Quote from jgiasi:
Can anyone advise as to how large a move is needed (up or down) for an at the money straddle(simuntaneous buy of both a put and a call) on the SPY to become profitable.
Thanks, Jennie
The answer to your question of course depends on the time and if not at expiration, then the IV.
Purely at expiration, the move simply needs to be large enough to cover the costs of the put and the call. A quick example should make it easy to understand:
Stock XYZ is at $50
50 strike call for a given time costs $300
50 strike put for a given time costs $250
Straddle cost = $550
Stock must then move > 5.5 points away from $50 for the straddle to be in the money at expiration.

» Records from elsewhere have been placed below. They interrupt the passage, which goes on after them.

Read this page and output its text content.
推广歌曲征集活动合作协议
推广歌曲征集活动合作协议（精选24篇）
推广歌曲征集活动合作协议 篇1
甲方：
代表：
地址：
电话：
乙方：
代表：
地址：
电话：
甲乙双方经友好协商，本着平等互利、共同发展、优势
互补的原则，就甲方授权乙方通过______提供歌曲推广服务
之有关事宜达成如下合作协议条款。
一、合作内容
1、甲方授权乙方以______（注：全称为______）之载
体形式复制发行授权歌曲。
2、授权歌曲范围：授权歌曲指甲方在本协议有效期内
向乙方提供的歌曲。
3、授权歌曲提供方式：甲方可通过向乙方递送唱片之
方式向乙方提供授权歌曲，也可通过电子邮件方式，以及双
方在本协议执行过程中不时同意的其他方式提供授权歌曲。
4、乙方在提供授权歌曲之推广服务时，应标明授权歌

i.e. - stock is at $55.50 - call and straddle will be worth $550
i.e. - stock is at $56.00 - call and straddle will be worth $600
i.e. - stock is at $44.50 - put and straddle will be worth $550
i.e. - stock is at $44.00 - put and straddle will be worth $600
So, at expiration, the stock needs to move the number of points that the put + call combined to cost plus just a bit more to profit. Obviously a bigger move results in bigger profits.
Before expiration, a smaller move can make a straddle profitable, or theoretically even no move if IV (Implied Volatility) increases enough.
It's often not considered wise to hold a straddle all the way to expiration - most straddle holders I think tend to use "time stops" to close a position before time expires on them and if a stock makes a huge move on a given day, then they take profits on that day (not necessarily of course).